> ALBERT BÉGUIN

Retour à Novalis - A propos de Novalis 

 

   Albert Béguin, L'âme romantique et le rêve, Librairie José Corti, 1939, pp. 200-201.

   "La différence qui sépare Jean-Paul de Novalis et qui fait de celui-ci le véritable initiateur du romantisme allemand est particulièrement sensible dans les conclusions que l'un et l'autre tirent d'une analogue contemplation de la mort. Tandis que Jean-Paul s'abandonne à la pensée consolante de l'au-delà et se contente des voluptueuses ivresses où le monde semble s'illuminer d'une clarté surnaturelle, Novalis trouve dans la mort de Sophie l'enseignement qui le persuade d'employer toute sa volonté à transfigurer la vie, à la vivre pleinement, hic et nunc, selon la loi de l'au-delà. Mieux encore, il met tout son espoir dans une conquête que l'humanité entière, par ses poètes et ses penseurs, pourrait faire ici-bas, et qui serait la transformation réelle du monde terrestre, enfin réconcilié avec l'harmonie générale et réintégré dans l'éternité. L'élément volontaire de la pensée de Novalis est ce qui le distingue de tous ses prédécesseurs.
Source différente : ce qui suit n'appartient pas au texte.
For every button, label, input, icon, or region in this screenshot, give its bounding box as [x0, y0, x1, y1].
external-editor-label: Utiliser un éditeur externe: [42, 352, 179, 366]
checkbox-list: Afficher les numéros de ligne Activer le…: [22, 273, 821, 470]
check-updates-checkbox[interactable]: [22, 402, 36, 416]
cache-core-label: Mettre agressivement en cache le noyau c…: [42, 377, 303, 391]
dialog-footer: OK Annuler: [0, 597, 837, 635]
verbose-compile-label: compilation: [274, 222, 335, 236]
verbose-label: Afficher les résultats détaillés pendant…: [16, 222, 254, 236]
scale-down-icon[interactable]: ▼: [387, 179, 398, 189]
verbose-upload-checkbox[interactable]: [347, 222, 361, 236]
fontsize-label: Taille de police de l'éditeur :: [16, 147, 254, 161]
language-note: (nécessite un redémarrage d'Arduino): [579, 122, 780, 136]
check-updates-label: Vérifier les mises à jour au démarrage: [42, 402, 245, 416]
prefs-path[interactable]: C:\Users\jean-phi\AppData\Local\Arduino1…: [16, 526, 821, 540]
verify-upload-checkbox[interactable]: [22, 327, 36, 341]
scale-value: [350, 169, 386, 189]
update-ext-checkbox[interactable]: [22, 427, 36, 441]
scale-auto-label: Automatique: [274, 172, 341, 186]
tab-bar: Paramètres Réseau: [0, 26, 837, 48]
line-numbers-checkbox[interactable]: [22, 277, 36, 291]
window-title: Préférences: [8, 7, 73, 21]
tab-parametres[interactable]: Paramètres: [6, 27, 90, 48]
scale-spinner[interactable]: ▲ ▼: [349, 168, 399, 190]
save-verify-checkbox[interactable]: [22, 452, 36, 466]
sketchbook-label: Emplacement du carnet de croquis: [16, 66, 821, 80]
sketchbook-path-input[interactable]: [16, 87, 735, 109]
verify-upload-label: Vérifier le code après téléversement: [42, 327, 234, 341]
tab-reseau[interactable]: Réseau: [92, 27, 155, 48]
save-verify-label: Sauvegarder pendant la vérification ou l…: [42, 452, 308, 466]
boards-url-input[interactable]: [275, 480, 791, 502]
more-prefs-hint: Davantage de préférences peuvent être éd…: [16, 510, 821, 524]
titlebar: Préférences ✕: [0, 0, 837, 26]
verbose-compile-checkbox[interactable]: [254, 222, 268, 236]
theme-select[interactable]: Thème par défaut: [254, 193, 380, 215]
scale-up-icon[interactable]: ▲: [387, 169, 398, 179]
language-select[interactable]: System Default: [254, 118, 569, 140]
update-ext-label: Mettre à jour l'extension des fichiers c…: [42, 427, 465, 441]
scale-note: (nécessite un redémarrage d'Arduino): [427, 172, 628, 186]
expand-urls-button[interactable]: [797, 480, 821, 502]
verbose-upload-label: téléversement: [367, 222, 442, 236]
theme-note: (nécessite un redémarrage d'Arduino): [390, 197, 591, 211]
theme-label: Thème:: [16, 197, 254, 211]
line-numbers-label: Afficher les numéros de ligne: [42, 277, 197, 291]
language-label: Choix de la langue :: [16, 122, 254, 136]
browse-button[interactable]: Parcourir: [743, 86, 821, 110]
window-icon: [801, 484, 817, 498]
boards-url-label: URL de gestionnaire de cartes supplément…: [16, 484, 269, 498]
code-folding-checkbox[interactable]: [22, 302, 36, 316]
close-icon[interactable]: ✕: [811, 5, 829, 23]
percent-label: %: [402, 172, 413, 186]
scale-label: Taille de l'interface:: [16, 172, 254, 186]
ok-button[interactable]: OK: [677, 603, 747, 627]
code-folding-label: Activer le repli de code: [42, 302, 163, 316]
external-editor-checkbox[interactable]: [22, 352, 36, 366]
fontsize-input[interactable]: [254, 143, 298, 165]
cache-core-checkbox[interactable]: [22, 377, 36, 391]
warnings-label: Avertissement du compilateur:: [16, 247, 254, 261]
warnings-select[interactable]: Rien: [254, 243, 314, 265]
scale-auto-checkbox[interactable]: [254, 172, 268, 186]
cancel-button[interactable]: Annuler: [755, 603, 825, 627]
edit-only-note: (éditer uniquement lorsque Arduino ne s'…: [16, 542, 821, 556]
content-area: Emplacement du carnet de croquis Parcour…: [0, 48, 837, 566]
    Peut-on parler d'un échec encore, lorsqu'on voit Novalis désormais vivre réellement dans l'attente du miracle, et dans la préparation au miracle? Changer la vie, comme le souhaita plus tard Rimbaud, il le veut, au sens le plus littéral, et tout son effort trouve son centre dans une ambition d'élever l'homme au-dessus de lui-même.

   Cette notion d'élévation, du passage à un plan ou à une puissance nouvelle est essentielle chez Novalis. Il voit désormais toute chose sous ce double aspect possible : "L'acte de se dépasser soi-même est partout l'acte suprême, - le point d'origine, - la genèse de la vie." (...).

    L'élévation à une autre puissance ne se borne pas à cette universelle chasse aux symboles, qui en est la forme la plus frappante, mais la plus basse. Tous les actes de la vie et de la pensée doivent être pareillement modifiés, jusqu'à cet instant où l'homme aura acquis une souveraineté totale. Car l'ambition profonde de Novalis ne va à rien moins qu'à changer la condition humaine.

    "Nous ne devons pas seulement être des hommes, - nous devons être plus que des hommes."